“You don’t need a chance,” he rasped.
He unfastened his pants and pulled his cock free. He didn’t play. He didn’t tease. He grabbed my hips, his fingers digging into my curves, and lifted me high. I gasped as he drove into me in one deep thrust.
“Whose are you, Frankie?” he grunted, his pace becoming a brutal, rhythmic pounding. His hand slid up to wrap lightly around my throat—not squeezing, just holding, claiming. “Tellme. Whose pussy is this? Whose body have I been waking up to every morning?”
“Yours,” I screamed into the open mountain air. “My pussy is yours. My body is yours. I’m yours, Max. Always.”
“Damn right you are.” His grip tightened fractionally. “Mine to touch. Mine to fuck.”
And every thrust was a claim, a promise to me. That I was his, and he was mine.
When I finally shattered, my climax left me sobbing his name. Max followed me over the edge a second later, his body shuddering as he poured himself into me, his roar echoing through the pines.
He didn’t pull away. He stayed there, holding me against the house, his heart beating fast and hard against mine.
“You know,” I said when I could finally breathe again, “normal people have sex in beds.”
“We’re not normal people.” He kissed me, fast and hard. “And I like you right here. Against my house. On my mountain. Mine.”
“So possessive,” I teased, though my heart was doing that slow, heavy thud it always did when he got like this.
“Only about you.” He finally lowered me to my feet, though his hands stayed on my hips, keeping me steady. “Come on. I’ll feed you breakfast before I take you back to bed and do that all over again.”
I laughed, following him inside, my legs still shaky. “Is this what my life is now? Sex and breakfast on repeat?”
“Pretty much.” He pulled me into the kitchen, settling me on the counter while he moved to the stove. “Unless you want to go back to town. Back to the hardware store.”
I’d quit my job months ago. Max had made it clear he wanted me here, with him. My boss had hired someone newwithin a week and I’d packed up my small apartment without a second thought.
“Are you kidding?” I watched him crack eggs into a pan, still shirtless, still magnificent. “And miss this view? Not a chance.”
He glanced over his shoulder, a rare smile crossing his face. “Good. Because I’m not letting you go, Frankie. Ever.”
“Promise?”
“Promise.” He turned the heat off under the eggs and walked back to me, settling between my thighs. “You saved me, you know that?”
“I’m pretty sure you saved me first,” I said softly. “I was stuck behind that counter, dreaming about a life I thought I’d never have. And then you walked in every Thursday like clockwork, and I started dreaming about you instead.”
“I knew the first time I saw you,” he said, his hands framing my face. “I knew you were going to change everything.” He kissed me again, slower this time, deeper. “Marry me, Frankie.”

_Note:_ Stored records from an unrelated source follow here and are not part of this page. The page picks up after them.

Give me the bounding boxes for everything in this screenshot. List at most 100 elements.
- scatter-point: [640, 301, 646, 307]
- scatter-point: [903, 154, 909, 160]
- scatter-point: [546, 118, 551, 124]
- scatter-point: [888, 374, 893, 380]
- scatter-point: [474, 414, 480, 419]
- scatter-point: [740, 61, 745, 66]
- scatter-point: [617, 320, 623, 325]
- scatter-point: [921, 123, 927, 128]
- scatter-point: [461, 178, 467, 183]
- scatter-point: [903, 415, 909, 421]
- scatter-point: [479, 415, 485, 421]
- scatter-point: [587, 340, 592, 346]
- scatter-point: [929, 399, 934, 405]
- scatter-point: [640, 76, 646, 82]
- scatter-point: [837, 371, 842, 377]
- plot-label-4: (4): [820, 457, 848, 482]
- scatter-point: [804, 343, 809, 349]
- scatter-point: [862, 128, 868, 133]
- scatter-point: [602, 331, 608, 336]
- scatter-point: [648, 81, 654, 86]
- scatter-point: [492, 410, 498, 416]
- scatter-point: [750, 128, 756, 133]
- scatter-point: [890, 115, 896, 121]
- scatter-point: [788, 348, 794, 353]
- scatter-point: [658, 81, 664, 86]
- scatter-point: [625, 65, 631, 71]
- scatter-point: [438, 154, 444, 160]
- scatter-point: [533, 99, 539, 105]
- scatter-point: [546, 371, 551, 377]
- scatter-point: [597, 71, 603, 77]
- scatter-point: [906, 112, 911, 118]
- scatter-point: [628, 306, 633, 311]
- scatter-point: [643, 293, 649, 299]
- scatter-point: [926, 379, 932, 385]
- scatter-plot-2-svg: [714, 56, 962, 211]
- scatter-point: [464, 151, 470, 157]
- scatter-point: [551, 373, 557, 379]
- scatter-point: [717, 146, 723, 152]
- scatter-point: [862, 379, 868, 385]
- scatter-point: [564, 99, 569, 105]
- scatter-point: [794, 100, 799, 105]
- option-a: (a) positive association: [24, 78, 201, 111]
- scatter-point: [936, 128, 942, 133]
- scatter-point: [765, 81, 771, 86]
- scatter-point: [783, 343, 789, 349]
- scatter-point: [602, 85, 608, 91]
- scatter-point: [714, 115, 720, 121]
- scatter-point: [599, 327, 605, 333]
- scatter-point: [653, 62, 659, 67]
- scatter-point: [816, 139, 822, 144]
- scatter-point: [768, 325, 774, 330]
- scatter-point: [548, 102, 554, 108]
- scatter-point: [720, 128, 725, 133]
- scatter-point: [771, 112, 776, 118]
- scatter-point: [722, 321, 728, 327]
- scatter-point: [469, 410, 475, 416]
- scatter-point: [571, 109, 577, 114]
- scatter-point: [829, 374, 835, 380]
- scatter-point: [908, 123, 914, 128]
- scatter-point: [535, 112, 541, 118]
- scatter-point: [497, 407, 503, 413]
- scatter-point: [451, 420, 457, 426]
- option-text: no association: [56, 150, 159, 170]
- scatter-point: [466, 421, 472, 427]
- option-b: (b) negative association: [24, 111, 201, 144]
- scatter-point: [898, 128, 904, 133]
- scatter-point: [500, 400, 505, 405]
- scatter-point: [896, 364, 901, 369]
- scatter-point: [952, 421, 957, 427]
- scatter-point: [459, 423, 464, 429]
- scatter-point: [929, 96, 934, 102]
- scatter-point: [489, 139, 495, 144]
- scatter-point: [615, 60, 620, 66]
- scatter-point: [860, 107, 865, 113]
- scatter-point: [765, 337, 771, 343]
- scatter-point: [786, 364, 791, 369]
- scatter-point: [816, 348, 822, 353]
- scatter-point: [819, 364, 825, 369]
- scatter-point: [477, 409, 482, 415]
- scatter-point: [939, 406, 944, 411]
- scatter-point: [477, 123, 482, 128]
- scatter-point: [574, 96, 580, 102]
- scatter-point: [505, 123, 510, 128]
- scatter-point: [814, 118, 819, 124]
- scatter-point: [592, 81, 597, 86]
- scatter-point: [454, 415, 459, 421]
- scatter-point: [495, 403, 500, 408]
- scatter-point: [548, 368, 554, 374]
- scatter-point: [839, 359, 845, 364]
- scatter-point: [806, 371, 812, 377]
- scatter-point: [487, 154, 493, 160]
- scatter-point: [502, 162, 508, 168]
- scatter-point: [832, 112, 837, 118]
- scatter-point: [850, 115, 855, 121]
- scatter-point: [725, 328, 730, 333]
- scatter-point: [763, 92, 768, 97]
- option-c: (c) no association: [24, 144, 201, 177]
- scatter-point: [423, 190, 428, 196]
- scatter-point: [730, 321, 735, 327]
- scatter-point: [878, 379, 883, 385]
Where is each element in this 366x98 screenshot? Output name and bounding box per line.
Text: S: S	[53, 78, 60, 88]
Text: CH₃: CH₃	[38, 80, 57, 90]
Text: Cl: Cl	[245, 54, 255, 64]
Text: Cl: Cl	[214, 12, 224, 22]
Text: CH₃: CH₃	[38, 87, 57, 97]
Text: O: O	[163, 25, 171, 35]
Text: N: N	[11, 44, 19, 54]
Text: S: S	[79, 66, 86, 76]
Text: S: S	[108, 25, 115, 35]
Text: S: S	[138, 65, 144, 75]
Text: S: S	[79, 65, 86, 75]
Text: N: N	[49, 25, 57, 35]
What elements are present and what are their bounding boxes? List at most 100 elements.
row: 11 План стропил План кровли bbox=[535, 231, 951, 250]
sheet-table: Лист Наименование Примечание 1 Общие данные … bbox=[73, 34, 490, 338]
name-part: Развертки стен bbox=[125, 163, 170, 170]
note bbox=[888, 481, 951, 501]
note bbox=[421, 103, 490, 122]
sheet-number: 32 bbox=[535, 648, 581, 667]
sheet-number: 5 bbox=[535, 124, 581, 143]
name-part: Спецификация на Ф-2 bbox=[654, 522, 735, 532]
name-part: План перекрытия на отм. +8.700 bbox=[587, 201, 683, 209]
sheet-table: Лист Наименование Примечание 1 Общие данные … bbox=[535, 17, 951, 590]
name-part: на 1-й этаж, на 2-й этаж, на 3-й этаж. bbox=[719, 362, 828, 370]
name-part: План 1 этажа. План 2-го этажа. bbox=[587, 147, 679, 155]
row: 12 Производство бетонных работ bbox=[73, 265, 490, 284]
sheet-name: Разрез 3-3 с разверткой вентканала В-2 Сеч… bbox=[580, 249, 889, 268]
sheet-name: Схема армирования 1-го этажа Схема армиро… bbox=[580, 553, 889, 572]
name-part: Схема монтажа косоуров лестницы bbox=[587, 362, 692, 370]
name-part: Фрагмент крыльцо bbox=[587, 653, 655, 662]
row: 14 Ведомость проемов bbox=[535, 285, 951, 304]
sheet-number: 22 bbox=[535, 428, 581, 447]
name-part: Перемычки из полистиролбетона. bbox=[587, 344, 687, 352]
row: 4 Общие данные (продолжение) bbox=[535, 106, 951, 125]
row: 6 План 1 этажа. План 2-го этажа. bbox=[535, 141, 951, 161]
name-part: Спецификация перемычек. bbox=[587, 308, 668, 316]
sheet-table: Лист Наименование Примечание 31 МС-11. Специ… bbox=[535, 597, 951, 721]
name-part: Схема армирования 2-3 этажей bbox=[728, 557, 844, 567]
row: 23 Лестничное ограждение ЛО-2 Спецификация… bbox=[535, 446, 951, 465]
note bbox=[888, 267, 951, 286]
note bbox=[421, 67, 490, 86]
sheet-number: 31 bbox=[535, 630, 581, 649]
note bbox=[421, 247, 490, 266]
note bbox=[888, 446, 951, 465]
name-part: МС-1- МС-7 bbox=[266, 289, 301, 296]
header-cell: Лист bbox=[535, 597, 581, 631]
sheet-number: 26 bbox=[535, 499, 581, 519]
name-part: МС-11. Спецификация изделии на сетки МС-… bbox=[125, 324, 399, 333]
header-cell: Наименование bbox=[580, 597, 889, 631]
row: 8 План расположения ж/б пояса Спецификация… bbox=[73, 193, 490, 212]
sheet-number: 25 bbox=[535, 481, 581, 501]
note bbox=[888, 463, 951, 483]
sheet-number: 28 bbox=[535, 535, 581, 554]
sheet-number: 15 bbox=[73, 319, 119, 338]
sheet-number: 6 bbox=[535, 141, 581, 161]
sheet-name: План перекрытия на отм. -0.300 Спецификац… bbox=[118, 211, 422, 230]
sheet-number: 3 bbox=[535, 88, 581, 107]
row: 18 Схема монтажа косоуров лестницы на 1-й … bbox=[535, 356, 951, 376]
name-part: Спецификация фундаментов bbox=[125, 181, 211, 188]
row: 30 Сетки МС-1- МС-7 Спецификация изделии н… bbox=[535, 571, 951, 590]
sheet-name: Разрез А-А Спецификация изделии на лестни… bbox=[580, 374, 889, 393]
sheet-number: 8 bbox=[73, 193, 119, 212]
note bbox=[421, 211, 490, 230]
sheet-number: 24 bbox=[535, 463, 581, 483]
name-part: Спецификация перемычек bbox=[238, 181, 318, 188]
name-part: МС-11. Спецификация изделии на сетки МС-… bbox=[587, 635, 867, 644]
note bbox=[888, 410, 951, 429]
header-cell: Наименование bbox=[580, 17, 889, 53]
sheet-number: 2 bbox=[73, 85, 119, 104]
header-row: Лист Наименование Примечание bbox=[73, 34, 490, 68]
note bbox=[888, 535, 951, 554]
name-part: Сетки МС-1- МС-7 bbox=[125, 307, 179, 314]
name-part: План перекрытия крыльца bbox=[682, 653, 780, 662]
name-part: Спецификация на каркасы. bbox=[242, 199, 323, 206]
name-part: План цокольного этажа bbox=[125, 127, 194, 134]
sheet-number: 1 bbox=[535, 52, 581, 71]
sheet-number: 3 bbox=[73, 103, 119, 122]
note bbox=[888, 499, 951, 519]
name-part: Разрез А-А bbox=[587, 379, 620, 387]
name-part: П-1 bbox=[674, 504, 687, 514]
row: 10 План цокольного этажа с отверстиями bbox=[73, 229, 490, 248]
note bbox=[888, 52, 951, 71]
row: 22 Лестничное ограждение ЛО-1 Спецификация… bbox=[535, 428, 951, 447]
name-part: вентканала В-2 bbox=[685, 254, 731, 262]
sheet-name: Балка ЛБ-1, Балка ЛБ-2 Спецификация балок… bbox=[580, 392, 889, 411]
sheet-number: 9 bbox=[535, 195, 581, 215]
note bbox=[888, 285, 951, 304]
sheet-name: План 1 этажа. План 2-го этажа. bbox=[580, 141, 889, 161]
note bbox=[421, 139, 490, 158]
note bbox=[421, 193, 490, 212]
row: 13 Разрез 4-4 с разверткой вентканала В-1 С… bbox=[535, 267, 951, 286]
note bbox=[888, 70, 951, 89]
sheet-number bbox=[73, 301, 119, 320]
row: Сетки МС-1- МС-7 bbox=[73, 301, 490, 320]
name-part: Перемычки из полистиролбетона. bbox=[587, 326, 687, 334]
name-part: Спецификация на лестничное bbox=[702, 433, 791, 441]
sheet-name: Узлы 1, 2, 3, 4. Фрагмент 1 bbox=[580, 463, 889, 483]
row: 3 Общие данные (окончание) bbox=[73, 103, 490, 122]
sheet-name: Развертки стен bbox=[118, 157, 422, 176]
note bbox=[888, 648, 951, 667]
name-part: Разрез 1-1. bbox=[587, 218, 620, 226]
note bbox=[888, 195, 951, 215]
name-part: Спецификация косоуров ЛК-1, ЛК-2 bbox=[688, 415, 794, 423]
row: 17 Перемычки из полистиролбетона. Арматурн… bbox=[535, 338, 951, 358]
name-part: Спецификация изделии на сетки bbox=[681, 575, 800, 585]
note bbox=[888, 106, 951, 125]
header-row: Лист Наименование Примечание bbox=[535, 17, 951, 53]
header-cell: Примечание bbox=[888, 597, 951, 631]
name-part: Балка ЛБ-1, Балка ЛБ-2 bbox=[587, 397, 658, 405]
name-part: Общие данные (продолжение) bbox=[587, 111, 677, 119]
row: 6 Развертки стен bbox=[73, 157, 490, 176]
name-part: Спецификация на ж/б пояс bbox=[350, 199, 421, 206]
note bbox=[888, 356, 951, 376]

I pulled back, my eyes wide. “What?”
“Marry me.” He said it simply, like it was the most obvious thing in the world. “I don’t have a ring yet. I was going to wait, do it properly, but I can’t. I need you to know that this isn’t temporary. This isn’t just living together. I want you as my wife.”
My throat went tight. “Max—”
“I love you,” he said. “I want to marry you. I want to wake up next to you for the rest of my life. So, what do you say? Will you marry the grumpy mountain man?”
Tears were streaming down my face now, hot and fast. “Yes,” I choked out. “Yes, you possessive, perfect man. I’ll marry you.”
Six months ago, I’d been a hardware store clerk with a crush on a customer. Now I was engaged to that man, living on his mountain, building a life I’d never dared to dream of.
And it all started with one impulsive kiss and a fake wedding date.
Best idea my crazy self had ever had.